Ibnu Qudamah mengatakan,
ومن
دخل في واجب، كقضاء رمضان، أو نذر معين أو مطلق، أو صيام كفارة؛ لم يجز له الخروج
منه؛ لأن المتعين وجب عليه الدخول فيه، وغير المتعين تعين بدخوله فيه، فصار بمنزلة
الفرض المتعين، وليس في هذا خلاف بحمد الله
Siapa yang telah memulai puasa wajib seperti
qadha ramadhan, puasa nazar hari tertentu atau nazar mutlak, atau puasa
kafarah, tidak boleh membatalkannya. Karena sesuatu yang statusnya wajib ain,
harus dilakukan. Sementara yang bukan wajib ain, menjadi wajib ain jika telah
dilakukan. Sehingga statusnya sama dengan wajib ain. Dan dalam hal ini tidak
ada perselisihan, alhamdulillah.. (Al-Mughni, 3/160 – 161)
Karena itu, dalam kondisi
apapun, orang yang melakukan puasa wajib tidak boleh dia batalkan tanpa alasan
yang dibenarkan.
Kedua, berbeda dengan puasa sunah,
seseorang diperbolehkan untuk membatalkannya, sekalipun tidak uzur.
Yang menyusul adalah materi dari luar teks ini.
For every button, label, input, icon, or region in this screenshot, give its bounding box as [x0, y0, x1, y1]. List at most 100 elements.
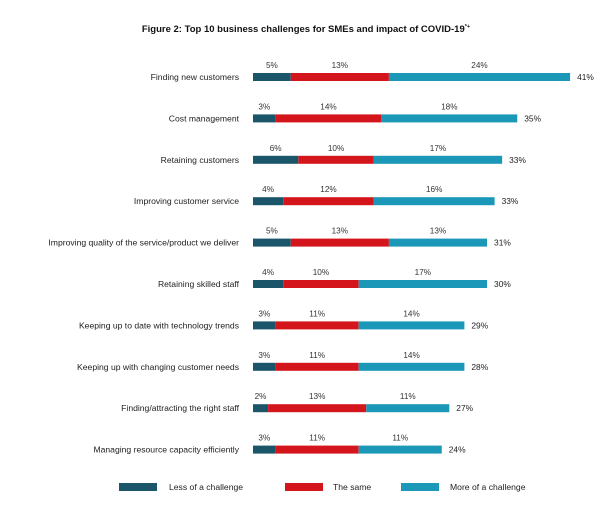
bar-row: Improving customer service 4% 12% 16% 33% — [134, 185, 519, 206]
total-value-label: 35% — [524, 113, 541, 123]
bar-segment-same — [268, 404, 367, 413]
legend: Less of a challenge The same More of a cha… — [119, 482, 526, 492]
segment-value-label: 18% — [441, 102, 457, 111]
legend-swatch — [119, 483, 157, 491]
category-label: Managing resource capacity efficiently — [93, 445, 239, 455]
segment-value-label: 13% — [332, 61, 348, 70]
segment-value-label: 11% — [400, 392, 416, 401]
total-value-label: 24% — [449, 445, 466, 455]
segment-value-label: 12% — [320, 185, 336, 194]
legend-label: More of a challenge — [450, 482, 526, 492]
segment-value-label: 11% — [309, 309, 325, 318]
category-label: Finding/attracting the right staff — [121, 403, 239, 413]
chart-title-marker: *+ — [465, 24, 470, 30]
segment-value-label: 11% — [309, 434, 325, 443]
bar-segment-more — [358, 280, 488, 288]
segment-value-label: 10% — [313, 268, 329, 277]
segment-value-label: 4% — [262, 185, 274, 194]
segment-value-label: 3% — [258, 102, 270, 111]
segment-value-label: 13% — [430, 227, 446, 236]
bar-segment-more — [388, 238, 488, 247]
total-value-label: 31% — [494, 238, 511, 248]
bar-segment-same — [290, 73, 389, 81]
chart-title: Figure 2: Top 10 business challenges for… — [142, 24, 470, 35]
legend-label: The same — [333, 482, 371, 492]
bar-segment-less — [253, 114, 276, 123]
bar-segment-same — [275, 114, 382, 123]
segment-value-label: 3% — [258, 309, 270, 318]
bar-segment-same — [275, 321, 359, 330]
legend-item: The same — [285, 482, 371, 492]
bar-segment-more — [388, 73, 571, 81]
bar-row: Improving quality of the service/product… — [48, 227, 511, 248]
bar-row: Finding/attracting the right staff 2% 13% 1… — [121, 392, 473, 413]
total-value-label: 29% — [471, 320, 488, 330]
bar-segment-more — [381, 114, 518, 123]
bar-segment-less — [253, 404, 269, 413]
segment-value-label: 13% — [332, 227, 348, 236]
segment-value-label: 14% — [403, 351, 419, 360]
category-label: Finding new customers — [151, 72, 239, 82]
bar-segment-less — [253, 238, 291, 247]
segment-value-label: 17% — [415, 268, 431, 277]
category-label: Retaining skilled staff — [158, 279, 240, 289]
bar-segment-more — [358, 445, 442, 454]
bar-row: Retaining skilled staff 4% 10% 17% 30% — [158, 268, 511, 289]
segment-value-label: 17% — [430, 144, 446, 153]
bar-row: Finding new customers 5% 13% 24% 41% — [151, 61, 595, 82]
legend-item: More of a challenge — [401, 482, 526, 492]
bar-segment-less — [253, 445, 276, 454]
legend-swatch — [285, 483, 323, 491]
bar-segment-same — [275, 362, 359, 371]
total-value-label: 41% — [577, 72, 594, 82]
bar-segment-same — [275, 445, 359, 454]
bar-segment-less — [253, 280, 284, 288]
segment-value-label: 10% — [328, 144, 344, 153]
bar-segment-same — [283, 197, 374, 206]
segment-value-label: 2% — [255, 392, 267, 401]
bar-segment-same — [290, 238, 389, 247]
total-value-label: 33% — [509, 155, 526, 165]
category-label: Improving customer service — [134, 196, 239, 206]
segment-value-label: 11% — [392, 434, 408, 443]
chart-title-text: Figure 2: Top 10 business challenges for… — [142, 24, 465, 35]
total-value-label: 33% — [502, 196, 519, 206]
category-label: Keeping up with changing customer needs — [77, 362, 239, 372]
bar-row: Keeping up to date with technology trend… — [79, 309, 489, 330]
bar-segment-less — [253, 321, 276, 330]
segment-value-label: 6% — [270, 144, 282, 153]
bar-segment-more — [358, 321, 465, 330]
bar-segment-less — [253, 197, 284, 206]
total-value-label: 28% — [471, 362, 488, 372]
segment-value-label: 3% — [258, 351, 270, 360]
category-label: Cost management — [169, 113, 240, 123]
segment-value-label: 4% — [262, 268, 274, 277]
legend-swatch — [401, 483, 439, 491]
bar-segment-less — [253, 155, 299, 164]
segment-value-label: 14% — [403, 309, 419, 318]
total-value-label: 30% — [494, 279, 511, 289]
bar-segment-less — [253, 362, 276, 371]
total-value-label: 27% — [456, 403, 473, 413]
category-label: Retaining customers — [161, 155, 239, 165]
category-label: Improving quality of the service/product… — [48, 238, 239, 248]
bar-row: Keeping up with changing customer needs 3… — [77, 351, 489, 372]
bar-segment-same — [298, 155, 374, 164]
bar-segment-more — [373, 197, 495, 206]
legend-item: Less of a challenge — [119, 482, 243, 492]
segment-value-label: 13% — [309, 392, 325, 401]
segment-value-label: 3% — [258, 434, 270, 443]
bar-segment-same — [283, 280, 359, 288]
bar-row: Retaining customers 6% 10% 17% 33% — [161, 144, 527, 165]
segment-value-label: 16% — [426, 185, 442, 194]
segment-value-label: 11% — [309, 351, 325, 360]
category-label: Keeping up to date with technology trend… — [79, 320, 239, 330]
legend-label: Less of a challenge — [169, 482, 243, 492]
bar-row: Cost management 3% 14% 18% 35% — [169, 102, 542, 123]
segment-value-label: 5% — [266, 61, 278, 70]
segment-value-label: 5% — [266, 227, 278, 236]
bar-segment-more — [358, 362, 465, 371]
segment-value-label: 14% — [320, 102, 336, 111]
Hanya saja,
sangat dianjurkan bagi orang yang berpuasa sunah untuk tidak membatalkannya,
terutama puasa sunah yang menjadi kebiasaannya. Karena Allah berfirman,
يَا
أَيُّهَا الَّذِينَ آمَنُوا أَطِيعُوا اللَّهَ وَأَطِيعُوا الرَّسُولَ وَلا
تُبْطِلُوا أَعْمَالَكُم
“Wahai orang-orang yang beriman, taatlah kepada
Allah dan taatlah kepada Ar-Rasul, dan janganlah kalian membatalkan amal
kalian.” (QS. Muhammad: 33)
Diantara dalil yang
menunjukkan bolehnya membatalkan puasa sunah,
1. Dari Ummu Hani’ radhiyallahu ‘anha, bahwa
Rasulullah shallallahu ‘alaihi wa sallam
bersabda,
الصَّائِمُ الْمُتَطَوِّعُ أَمِيرُ نَفْسِهِ،
إِنْ شَاءَ صَامَ، وَإِنْ شَاءَ أَفْطَرَ
“Orang yang melakukan puasa sunah, menjadi
penentu dirinya. Jika ingin melanjutkan, dia bisa melanjutkan, dan jika dia
ingin membatalkan, diperbolehkan.” (HR. Ahmad 26893, Turmudzi
732, dan dishahihkan Al-Albani)
2. Setelah puasa ramadhan
diwajibkan, dan puasa ‘Asyura tidak lagi wajib, Rasulullah shallallahu ‘alaihi wa sallam
mengumumkan kepada sahabat, bahwa mereka boleh puasa dan boleh membatalkannya.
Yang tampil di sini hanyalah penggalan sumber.